The world of dirt track late model racing lost its icon on New Year’s Day with the passing of famed engine and racecar builder Carl J. “CJ” Rayburn, 81, Whiteland.
Anyone who met him at Rayburn Race Cars on Graham Road soon realized that he was a multi-tasker who always had his mind set on making his racing engines more powerful and durable and his racecars lighter and faster. He was called eccentric, innovative, friendly, genius, irreverent, cantankerous, friendly, and generous.
He also would open the shop to late model teams in the middle of the night, telling them to pick your parts to make your car or engine better. He enjoyed telling stories to anyone who would listen in the shop or in his living room where he would offer guests a sandwich and a cold beer without hesitation.
Self-taught by experience, Rayburn began building 400-cubic inch small-block engines for drag racing in 1976 and also built 350-cubic inch motors for pavement oval and Figure-8 racing at the Indianapolis Speedrome in 1978 where employee Royce Johnson raced. Kenny St. John won the 1982 World Championship Figure-8 three-hour endurance race in a Rayburn-powered racecar in 1982.
At the time, a section of Graham Road was better known as “racer’s row” because NHRA Pro-Stock king Bob Glidden’s home and engine shop was on the corner, Figure-8, drag racer, and dirt track driver Charlie Reed’s home was next and then Rayburn.

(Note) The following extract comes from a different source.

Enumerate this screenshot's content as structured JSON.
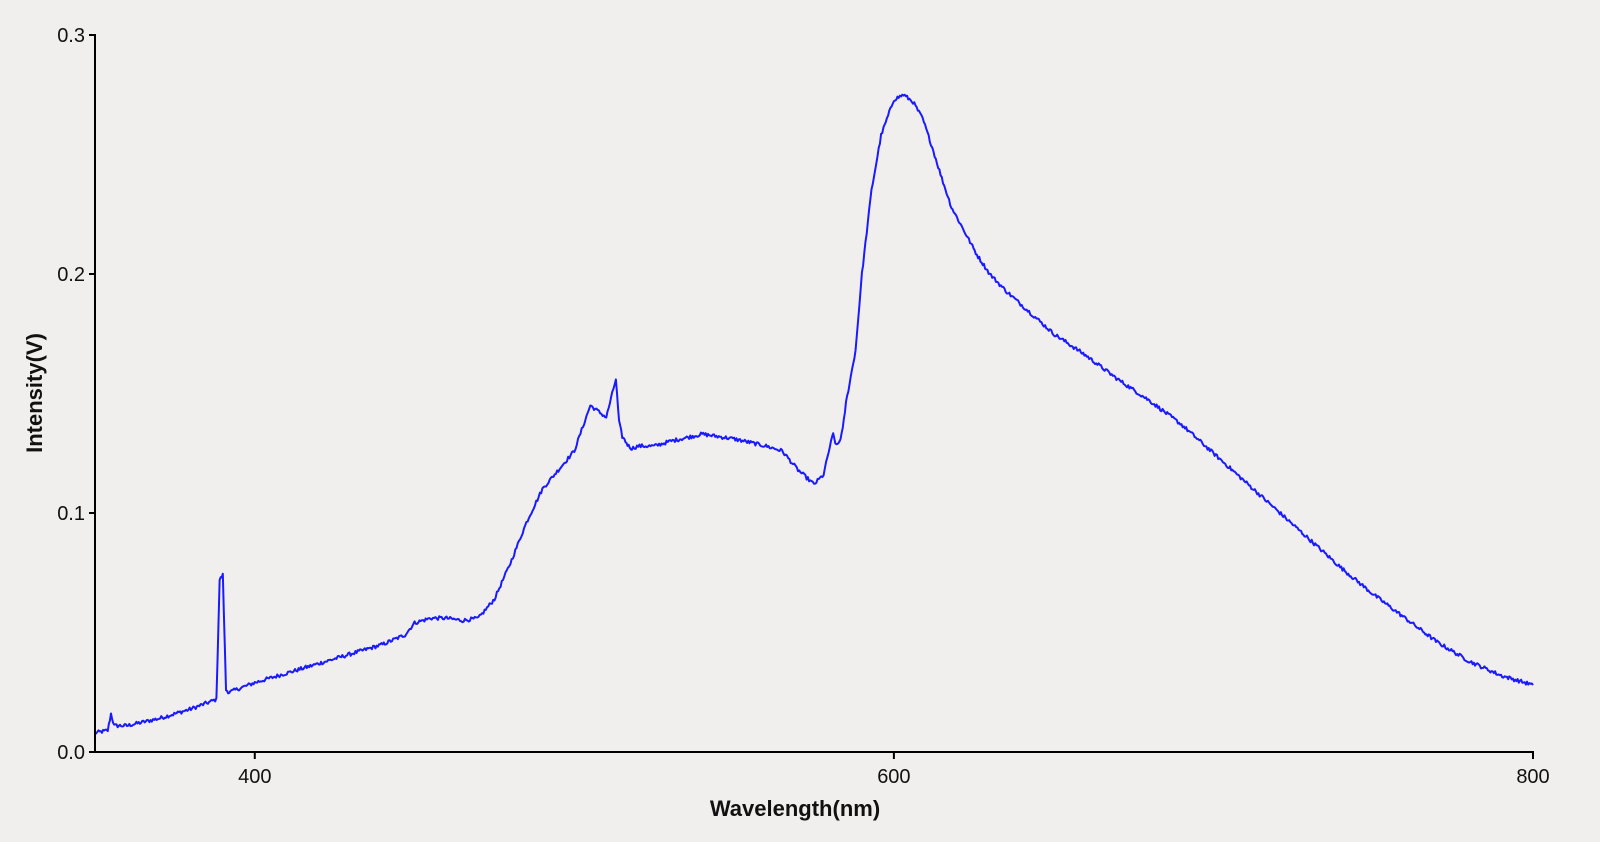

Late model dirt track champion Steve Barnett’s home and shop was about a mile south.
He received many honors: inaugural member of the National Dirt Late Model Hall of Fame plus Kentucky Motorsports, Brownstown Speedway, and Indianapolis Speedrome halls of fame, Kentucky Colonel, and Sagamore of the Wabash, and many lifetime achievement awards.
An accomplished racer himself who learned how to drive fast in the hills of Kentucky, Rayburn was driven to win and wanted to put the winningest engines and racecars on the track for numerous drivers. Teams virtually lined up to purchase his engines and chassis. Rayburn Race Cars build 300 chassis yearly in addition to cranking out high-horsepower motors. By the early 1980s, his cars had been driven to nearly 40 track championships nationwide.
Rayburn Race Cars engines and chassis appropriately bore the label “Stronger than Dirt.”
When a driver wasn’t up to par in one of his cars, Rayburn would moan that he would rather see that driver in someone else’s car instead of one of his creations. NASCAR stars Tony Stewart and Kenny Wallace drove his late models on dirt.
Any questions about Rayburn’s status in racing were answered when he was talking basketball with a son-in-law, Chris Pohl of Greenwood. They were talking about Knight’s fame when Rayburn remarked in all honesty, “Bobby Knight is the C.J. Rayburn of basketball.”
In an exclusive interview with Rayburn in his living room in 2006, Rayburn admitted that his success came about because he was “dumb smart.”
Rayburn remarked, “Most guys in this business are in the money business, not the customer business. It’s a rumor-operated sport, and the more a part costs, the more people will want it. Those expensive parts can slow down car instead of making it faster.”
Most mornings at the shop, Rayburn saved a few hours for phone calls from those involved in racing or who wanted his cars or motors. He answered all inquiries honestly.
“Someone once said, If you can’t handle the truth, don’t ask C.J. Rayburn,” he said. “It’s all common sense.”
He also owned a Sunoco station at the corner of U.S. 31 and Tracy Road in New Whiteland where his family worked.
Rayburn, a native of King’s Mountain, Ky., is survived by six children, and several grandchildren and great-grandchildren. Services were held Jan. 6 at Swartz Family Mortuary in Franklin and Jan. 8 in Liberty, Ky., with burial in Yosemite, Ky.
Rayburn will be honored April 17 with a Super Late Model race at Circle City Raceway that is operated by Speedrome track owner Kevin Garrigus at the Marion County Fairgrounds. The event is labeled as the inaugural CJ Rayburn Stronger than Dirt Memorial Classic.